LA MISE EN SCÈNE doit faire travailler le texte plus que l’incarner. Qu pour le dire autrement : avec ce type de texte, il s’agit de mettre en scène autant l’énonciation que l’énoncé. (…) D’autres possibles scéniques que la matérialisation du contenu s’ouvrent à la mise en scène et au jeu de l’acteur.
Jean-Marie Piemme, Pour un théâtre littéral.
Notes / Jacques Vincey
Il est question de chair et de guerre.
De peau :— sensualité
— déchirure
…fragilité.
Il est question de langues : — qui unissent « la pointe de ta langue, je la sens sur mon cou »
— qui séparent « un territoire plusieurs langues ».
Langues contre langues.
Il est question de territoires — privés/publics
— du « jour où l’ennemi passe la frontière ».
Il est question de frontières : — physiques : corps, pays
— mentales : transgression, trahison.
Pistes pour un traitement…
Mettre le spectateur en situation de ressentir intimement cette notion de frontière, l’inciter à se positionner physiquement dans l’espace et mentalement dans la fiction.
Bouleverser les codes habituels de représentation en plaçant le spectateur au cœur du dispositif.
Dispositif : trois écrans posés au sol, trois chaises pour les trois musiciens. Dans cet espace les spectateurs sont libres de se déplacer comme ils l’entendent. Ils devront néanmoins prendre position par rapport :
— aux voix, aux sons, à la musique ;
— aux images ;
— aux autres spectateurs.
Trois voix pour les trois personnages : Hl, H2, H3.
Ces voix sont enregistrées. Elles auront fait l’objet d’un travail préalable avec des comédiens. Travail sur la matière du texte : souffle, rythme, musicalité.
Les sons et la musique s’inscrivent en contrepoint de cette partition préalable et ouvrent de nouvelles perspectives de sens.
Les images répercutent l’écho de ce matériau sonore. Elles interrogent la transmission de la parole par des corps physiquement absents et remettent en cause les frontières qui cloisonnent la fiction et ses représentations.
Notes / Trois 8
Souffle coupé, c’est l’histoire d’un drame de guerre raconté par trois voix.
Derrière, à côté, avec, devant, on entend le bruit du monde, des sons, de la musique.
La pièce débute par un mouvement musical, puis on entend des voix Hl, H2, H3 amplifiées, enregistrées.
Le pari est là. Travailler à partir d’un enregistrement du texte. Précis, tranchant, brut comme la langue de Piemme.

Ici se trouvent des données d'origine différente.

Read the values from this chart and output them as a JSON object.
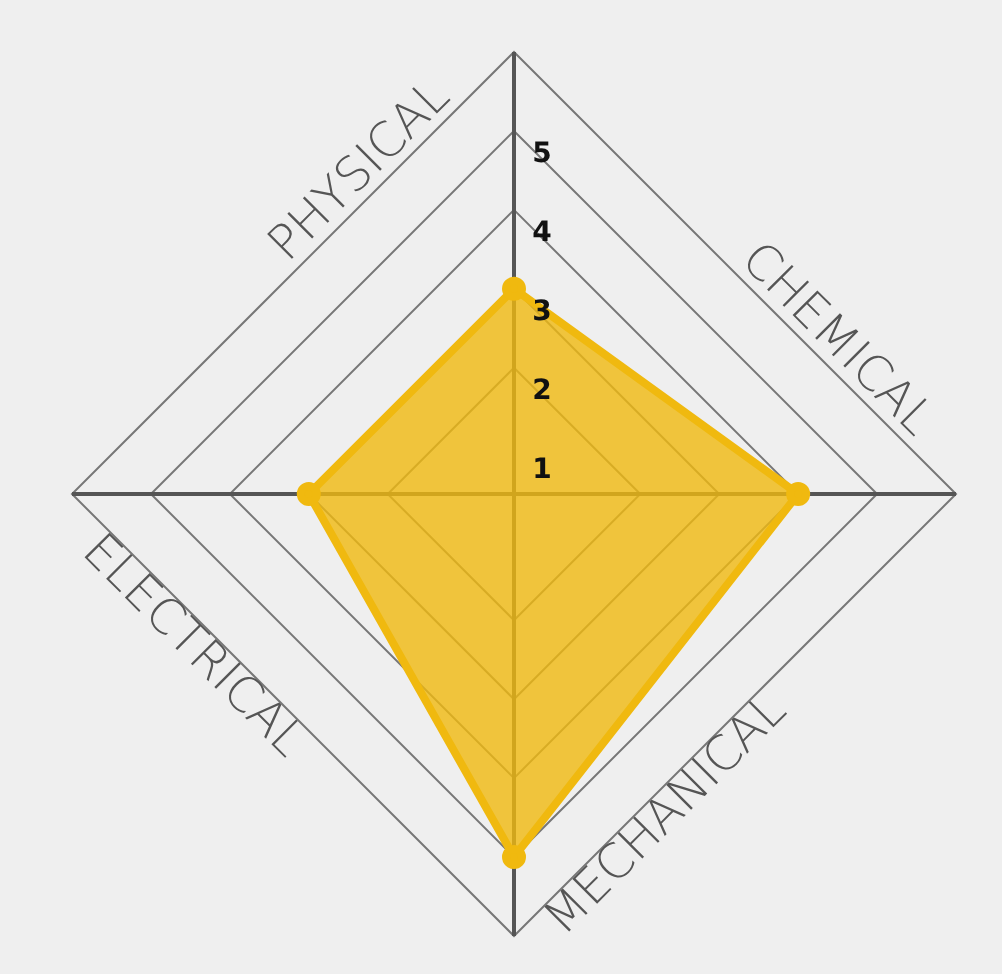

Pour autant, les corps ne sont pas évacués.
Trois musiciens sont là et jouent une musique en train de se faire, en partie improvisée.
Peut-être s’agit-il de Hl, H2, H3 qui écoutent cette histoire, leur histoire, après l’avoir racontée, comme un écho des corps qui ont porté le drame ?
La musique installe des pauses, ricoche sur les mots ou se fait discrète, en grondement sourd au lointain comme le roulement du monde face au souffle coupé des destins.
Notes / Fabien Rigobert
Jean-Marie Piemme nous dit : « Des acteurs pourvu qu’ils soient bons musiciens ou des musiciens pourvu qu’ils soient bons acteurs ».
Jacques Vincey propose de travailler avec trois musiciens présents et trois voix d’acteurs enregistrées disant le texte.
Je propose de perpétrer le trouble de la présence / absence des corps.
Les acteurs sont virtuellement présents et apparaissent à l’échelle 1 dans l’espace sur des écrans vidéos.
Ils apparaissent / disparaissent sur les écrans, ils circulent d’un écran à l’autre.
Le corps du musicien accompagne le corps de l’acteur ou le corps de l’acteur accompagne le corps du musicien. Ils font ensemble un corps, celui du transmetteur.
L’acteur est debout, il dit le texte. Il apparaît parfois muet en semi-transparence, ce qui lui donne une présence improbable, intemporelle, fantomatique. Une image virtuelle de la mémoire ou d’une vision, celle de la distance avec le réel. Ils ne sont pas avec nous, puis présents, ils s’adressent à nous, le corps ne disparaît jamais totalement, il est traité en semi-opacité par rapport aux objets figurant dans l’image.
Il naît ici dans le dispositif des images une fiction, celle de la présence de ces corps absents.